Best Practice 8: Provide a clear framework and guidelines to allow for cross-border transmission of data for processing and storage.

Digital data is core to Fintech and that data needs to be able to continue to cross borders for processing and storage. Allowing firms to utilise regional and global data centres as well as the cloud provides particular benefits to smaller firms and supports innovation. Smaller firms are able to access technology and innovations that would otherwise be out of their reach given the costs of investment and maintenance.

Best Practice 9: Ensure laws support technological developments.

ASIFMA recommends that governments review and update laws to ensure they allow for technological innovations to be introduced. Some regulations hinder the electronic distribution of certain products, limiting the ability of firms to utilise digital distribution channels. For example, if customers are required to bring physical identity documents into a location it slows down processes. National identity numbers or cards, as adopted by India, can allow for digital verification and more rapid digitisation. Voice biometrics can also be used to verify the identity of individuals.

Best Practice 10: Promote cybersecurity and data security in a globally interconnected financial system.

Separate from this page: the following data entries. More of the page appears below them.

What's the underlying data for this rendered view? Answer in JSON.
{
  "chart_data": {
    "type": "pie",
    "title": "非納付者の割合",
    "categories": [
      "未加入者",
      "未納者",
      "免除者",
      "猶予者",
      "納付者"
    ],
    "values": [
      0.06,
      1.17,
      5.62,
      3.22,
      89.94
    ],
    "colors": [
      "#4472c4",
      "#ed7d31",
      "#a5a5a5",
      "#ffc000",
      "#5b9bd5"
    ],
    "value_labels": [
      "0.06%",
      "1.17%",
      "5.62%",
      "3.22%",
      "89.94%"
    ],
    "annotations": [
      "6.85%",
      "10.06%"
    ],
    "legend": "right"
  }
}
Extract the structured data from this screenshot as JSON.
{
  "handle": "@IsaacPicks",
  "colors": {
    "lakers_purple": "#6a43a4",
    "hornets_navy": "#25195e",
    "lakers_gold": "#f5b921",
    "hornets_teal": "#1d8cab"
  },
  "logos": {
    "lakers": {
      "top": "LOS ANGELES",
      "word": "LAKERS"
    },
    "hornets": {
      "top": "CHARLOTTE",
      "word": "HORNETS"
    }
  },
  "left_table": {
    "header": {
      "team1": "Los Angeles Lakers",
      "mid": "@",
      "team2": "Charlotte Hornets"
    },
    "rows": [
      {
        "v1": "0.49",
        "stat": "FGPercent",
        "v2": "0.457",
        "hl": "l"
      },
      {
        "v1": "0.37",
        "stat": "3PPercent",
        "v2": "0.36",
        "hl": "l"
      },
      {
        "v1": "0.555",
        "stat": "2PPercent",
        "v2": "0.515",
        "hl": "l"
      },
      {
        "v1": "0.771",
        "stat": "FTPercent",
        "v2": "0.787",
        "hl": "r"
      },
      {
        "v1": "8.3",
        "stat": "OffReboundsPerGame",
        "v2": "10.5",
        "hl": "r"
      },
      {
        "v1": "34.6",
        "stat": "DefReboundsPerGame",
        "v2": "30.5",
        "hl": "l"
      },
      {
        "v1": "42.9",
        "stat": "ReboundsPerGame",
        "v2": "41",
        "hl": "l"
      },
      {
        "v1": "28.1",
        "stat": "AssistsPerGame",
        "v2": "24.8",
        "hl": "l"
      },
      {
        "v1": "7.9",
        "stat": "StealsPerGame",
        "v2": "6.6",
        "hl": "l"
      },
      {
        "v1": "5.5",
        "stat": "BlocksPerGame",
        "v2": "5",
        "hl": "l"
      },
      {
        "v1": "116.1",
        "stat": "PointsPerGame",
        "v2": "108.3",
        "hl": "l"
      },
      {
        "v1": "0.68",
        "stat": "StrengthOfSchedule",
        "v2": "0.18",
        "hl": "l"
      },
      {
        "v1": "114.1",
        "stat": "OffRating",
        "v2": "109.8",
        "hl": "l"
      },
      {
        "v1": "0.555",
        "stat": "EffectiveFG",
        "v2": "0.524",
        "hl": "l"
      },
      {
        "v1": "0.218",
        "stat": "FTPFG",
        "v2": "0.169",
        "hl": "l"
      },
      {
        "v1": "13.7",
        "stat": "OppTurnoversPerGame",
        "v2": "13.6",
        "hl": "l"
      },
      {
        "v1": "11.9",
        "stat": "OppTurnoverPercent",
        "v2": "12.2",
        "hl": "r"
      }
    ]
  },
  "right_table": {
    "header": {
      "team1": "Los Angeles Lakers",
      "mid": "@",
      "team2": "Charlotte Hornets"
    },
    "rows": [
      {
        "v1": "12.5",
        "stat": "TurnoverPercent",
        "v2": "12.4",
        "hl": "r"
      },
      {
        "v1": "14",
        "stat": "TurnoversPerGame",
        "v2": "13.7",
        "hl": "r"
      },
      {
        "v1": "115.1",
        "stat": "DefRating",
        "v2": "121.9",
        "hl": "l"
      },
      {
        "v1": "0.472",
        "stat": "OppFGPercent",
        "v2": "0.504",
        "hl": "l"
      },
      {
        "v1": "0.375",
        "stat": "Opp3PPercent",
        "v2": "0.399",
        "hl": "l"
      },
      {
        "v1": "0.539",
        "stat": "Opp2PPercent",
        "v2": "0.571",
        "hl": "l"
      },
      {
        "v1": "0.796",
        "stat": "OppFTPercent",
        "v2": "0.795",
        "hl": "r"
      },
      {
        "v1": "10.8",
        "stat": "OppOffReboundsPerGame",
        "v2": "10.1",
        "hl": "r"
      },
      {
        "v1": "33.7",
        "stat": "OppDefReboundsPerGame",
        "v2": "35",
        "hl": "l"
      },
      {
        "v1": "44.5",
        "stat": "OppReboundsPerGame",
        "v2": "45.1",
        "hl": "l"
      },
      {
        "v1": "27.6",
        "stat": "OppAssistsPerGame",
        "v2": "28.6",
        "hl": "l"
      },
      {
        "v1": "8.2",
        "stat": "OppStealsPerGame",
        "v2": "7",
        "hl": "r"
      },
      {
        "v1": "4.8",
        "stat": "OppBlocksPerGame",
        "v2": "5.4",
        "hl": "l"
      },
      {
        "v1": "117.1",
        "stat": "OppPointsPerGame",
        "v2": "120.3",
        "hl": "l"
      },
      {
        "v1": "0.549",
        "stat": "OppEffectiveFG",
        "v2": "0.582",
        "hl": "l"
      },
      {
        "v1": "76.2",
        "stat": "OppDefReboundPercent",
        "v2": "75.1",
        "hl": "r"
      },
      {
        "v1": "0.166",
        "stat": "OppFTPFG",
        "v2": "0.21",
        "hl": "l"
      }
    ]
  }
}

The future of Fintech and cybersecurity are also interlocked, as the advancements in Fintech have brought about new cybersecurity and data security risks. In order to help market participants navigate cybersecurity challenges and raise awareness of cybersecurity risks, several Asian market regulators such as Hong Kong, Singapore, India and Malaysia have developed, or are in the process of developing, cybersecurity frameworks and guidelines.